Many luxury good makers are experiencing sales surges. For example, LVMH enjoyed a 20 percent sales increase in the last quarter of the year, and its Louis Vuitton label alone earned $7.88 billion for the year. Gucci’s owner, PPR, reached a 22 percent increase, and the brand’s sales of $4 billion appear to leave room for growth.
The surprise is not just that these companies are performing so well in a struggling global economy. It also stems from the source of these sales: China, Brazil, and Indonesia, primarily. Of PPR’s 900 stores worldwide, half are in Asia. In particular, men’s fashion, shoes, and watches are doing especially well in that region.

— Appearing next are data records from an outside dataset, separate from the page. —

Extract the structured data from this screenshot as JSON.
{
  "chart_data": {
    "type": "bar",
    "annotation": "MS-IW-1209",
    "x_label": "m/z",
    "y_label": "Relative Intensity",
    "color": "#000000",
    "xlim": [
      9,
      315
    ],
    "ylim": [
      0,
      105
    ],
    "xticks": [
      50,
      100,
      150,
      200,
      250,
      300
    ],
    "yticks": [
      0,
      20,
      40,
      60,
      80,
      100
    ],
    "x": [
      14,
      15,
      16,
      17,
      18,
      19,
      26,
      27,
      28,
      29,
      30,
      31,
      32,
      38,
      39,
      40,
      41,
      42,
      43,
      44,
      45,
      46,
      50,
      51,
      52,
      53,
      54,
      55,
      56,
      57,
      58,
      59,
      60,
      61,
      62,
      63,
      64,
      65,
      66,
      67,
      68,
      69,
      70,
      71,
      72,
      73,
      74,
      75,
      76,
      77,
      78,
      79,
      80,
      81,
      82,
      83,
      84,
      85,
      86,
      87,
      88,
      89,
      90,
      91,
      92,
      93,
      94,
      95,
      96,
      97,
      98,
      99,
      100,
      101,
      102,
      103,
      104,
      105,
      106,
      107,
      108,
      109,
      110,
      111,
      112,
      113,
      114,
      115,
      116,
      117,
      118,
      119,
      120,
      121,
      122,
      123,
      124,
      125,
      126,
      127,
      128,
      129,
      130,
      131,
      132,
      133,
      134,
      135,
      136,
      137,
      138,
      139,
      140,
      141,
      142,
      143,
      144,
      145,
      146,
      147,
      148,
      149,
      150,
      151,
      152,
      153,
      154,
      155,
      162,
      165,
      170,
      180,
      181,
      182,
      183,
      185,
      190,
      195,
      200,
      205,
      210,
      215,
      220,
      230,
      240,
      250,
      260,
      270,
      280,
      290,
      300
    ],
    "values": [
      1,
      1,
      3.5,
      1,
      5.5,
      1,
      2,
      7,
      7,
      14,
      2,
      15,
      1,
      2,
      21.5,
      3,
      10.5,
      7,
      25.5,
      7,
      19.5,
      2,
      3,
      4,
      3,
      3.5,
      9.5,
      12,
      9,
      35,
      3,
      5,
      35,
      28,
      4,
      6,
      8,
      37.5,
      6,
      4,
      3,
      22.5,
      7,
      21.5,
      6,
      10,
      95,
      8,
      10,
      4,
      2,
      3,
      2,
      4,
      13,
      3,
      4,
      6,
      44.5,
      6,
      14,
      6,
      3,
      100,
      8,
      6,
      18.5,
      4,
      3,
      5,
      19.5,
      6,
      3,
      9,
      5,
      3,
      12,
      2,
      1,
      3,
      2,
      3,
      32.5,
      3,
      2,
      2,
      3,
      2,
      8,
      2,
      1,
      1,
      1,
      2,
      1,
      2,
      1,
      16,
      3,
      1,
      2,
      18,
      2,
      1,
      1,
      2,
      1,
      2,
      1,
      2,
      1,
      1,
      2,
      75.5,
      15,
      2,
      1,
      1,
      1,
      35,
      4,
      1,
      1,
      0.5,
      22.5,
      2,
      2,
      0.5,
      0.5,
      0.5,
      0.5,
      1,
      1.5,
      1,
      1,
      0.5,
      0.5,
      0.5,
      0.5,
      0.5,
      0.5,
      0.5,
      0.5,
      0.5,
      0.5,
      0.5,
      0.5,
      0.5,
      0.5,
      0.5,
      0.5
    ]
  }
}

Thus another surprising trend seems to be emerging: First-time luxury buyers are mostly men. In response, PPR bought the Italian suit maker Brioni in November and has started a new line of men’s fashion and accessories, along with men’s-only boutiques offering Gucci, Bottega Veneta, and Balenciaga labels.
For some of these luxury goods, the sales increase was rather unexpected. They have had trouble keeping up with demand. Hermes cannot produce enough Kelly and Birkin bags—even though they cost thousands of dollars.
More mundane, low-end consumer product companies wish they had such problems. Instead, they struggle as low income consumers continue to make discerning choices about every product they buy. And luxury makers like Tiffany & Co. that moved into selling moderately priced silver items have not done as well as they expected.
- Where are luxury makers looking for growth?
- Why did the gamble of selling lower priced offerings fail for some luxury companies?